POLA JABAR – Langkah besar diambil Pemerintah Kota (Pemkot) Bandung dalam upaya memodernisasi salah satu aset ikonik kota, yakni Kebun Binatang Bandung (Bandung Zoo). Melalui kegiatan market sounding yang dijadwalkan pada Senin, 13 April 2026 mendatang, Pemkot Bandung resmi membuka peluang kerja sama strategis bagi para calon mitra pengelola.

Pengumuman ini menjadi sinyal positif bagi penataan aset daerah yang lebih transparan dan berorientasi pada standar global. Plt Kepala Badan Keuangan dan Aset Daerah (BKAD) Kota Bandung, Agus Slamet Firdaus, memberikan penjelasan mendalam terkait visi di balik langkah ini.

Kegiatan market sounding rencananya akan digelar di Hotel Aryaduta, Jalan Sumatera No. 51, Bandung, mulai pukul 10.00 WIB. Agenda ini dirancang sebagai forum diskusi bagi para pemangku kepentingan untuk memahami model bisnis dan pengelolaan yang ditawarkan pemerintah.

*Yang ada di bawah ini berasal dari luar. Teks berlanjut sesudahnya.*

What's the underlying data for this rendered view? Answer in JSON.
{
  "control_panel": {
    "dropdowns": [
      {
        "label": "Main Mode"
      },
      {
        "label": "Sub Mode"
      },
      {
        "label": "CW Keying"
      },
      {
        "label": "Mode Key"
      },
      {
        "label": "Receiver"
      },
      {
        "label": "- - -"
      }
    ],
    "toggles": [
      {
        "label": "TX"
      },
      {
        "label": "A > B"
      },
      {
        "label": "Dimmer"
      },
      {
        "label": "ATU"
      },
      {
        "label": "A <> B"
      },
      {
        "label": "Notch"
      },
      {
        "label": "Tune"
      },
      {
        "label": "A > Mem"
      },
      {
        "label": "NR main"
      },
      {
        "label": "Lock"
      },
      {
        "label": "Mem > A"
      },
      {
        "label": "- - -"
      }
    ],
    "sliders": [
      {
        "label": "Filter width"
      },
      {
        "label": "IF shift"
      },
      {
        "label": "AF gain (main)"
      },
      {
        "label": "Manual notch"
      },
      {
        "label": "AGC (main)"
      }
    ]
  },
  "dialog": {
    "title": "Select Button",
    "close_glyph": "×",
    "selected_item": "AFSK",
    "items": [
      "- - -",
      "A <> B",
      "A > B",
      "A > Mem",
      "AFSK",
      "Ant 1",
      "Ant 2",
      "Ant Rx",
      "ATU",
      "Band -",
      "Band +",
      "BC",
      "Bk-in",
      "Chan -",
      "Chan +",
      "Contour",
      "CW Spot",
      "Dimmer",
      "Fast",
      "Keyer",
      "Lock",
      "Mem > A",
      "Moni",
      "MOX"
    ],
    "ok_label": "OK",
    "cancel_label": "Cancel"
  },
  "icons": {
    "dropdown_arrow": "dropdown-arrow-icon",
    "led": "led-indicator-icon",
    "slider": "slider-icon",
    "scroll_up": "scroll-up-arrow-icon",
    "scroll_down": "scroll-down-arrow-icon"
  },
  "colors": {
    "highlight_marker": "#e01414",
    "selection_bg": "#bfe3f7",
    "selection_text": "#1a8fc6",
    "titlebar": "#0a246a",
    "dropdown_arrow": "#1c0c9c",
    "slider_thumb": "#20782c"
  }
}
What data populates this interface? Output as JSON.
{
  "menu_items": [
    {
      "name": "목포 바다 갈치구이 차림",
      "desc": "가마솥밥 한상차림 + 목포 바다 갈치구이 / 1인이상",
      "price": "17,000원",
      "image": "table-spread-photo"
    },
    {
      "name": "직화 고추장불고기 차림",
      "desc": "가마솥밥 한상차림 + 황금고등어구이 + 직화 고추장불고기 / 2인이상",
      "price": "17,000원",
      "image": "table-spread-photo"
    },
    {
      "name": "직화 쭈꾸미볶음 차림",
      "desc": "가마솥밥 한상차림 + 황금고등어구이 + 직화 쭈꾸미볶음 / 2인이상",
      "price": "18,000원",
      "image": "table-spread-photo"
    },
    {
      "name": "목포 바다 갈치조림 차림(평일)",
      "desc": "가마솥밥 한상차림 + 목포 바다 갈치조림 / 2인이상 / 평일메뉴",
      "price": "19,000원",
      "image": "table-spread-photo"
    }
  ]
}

Berdasarkan keterangan resmi Agus Slamet Firdaus, proyek ini menggunakan skema pemanfaatan Barang Milik Daerah (BMD).

"Kegiatan ini merupakan bagian dari skema pemanfaatan Barang Milik Daerah (BMD) dalam bentuk Kerja Sama Pemanfaatan (KSP), yang bertujuan menghadirkan pengelolaan kebun binatang yang lebih profesional, terintegrasi, dan berkelanjutan."

Melalui forum ini, Pemkot Bandung mengundang berbagai pihak, khususnya lembaga konservasi yang berbadan hukum, untuk berpartisipasi aktif dan menunjukkan minat mereka terhadap pengelolaan Bandung Zoo di masa depan.

Kerja sama yang ditawarkan tidak hanya sebatas pada pemeliharaan satwa. Pemkot Bandung memiliki visi yang lebih luas, yakni mengintegrasikan fungsi kebun binatang sebagai pusat konservasi sekaligus destinasi wisata edukatif yang modern bagi masyarakat luas.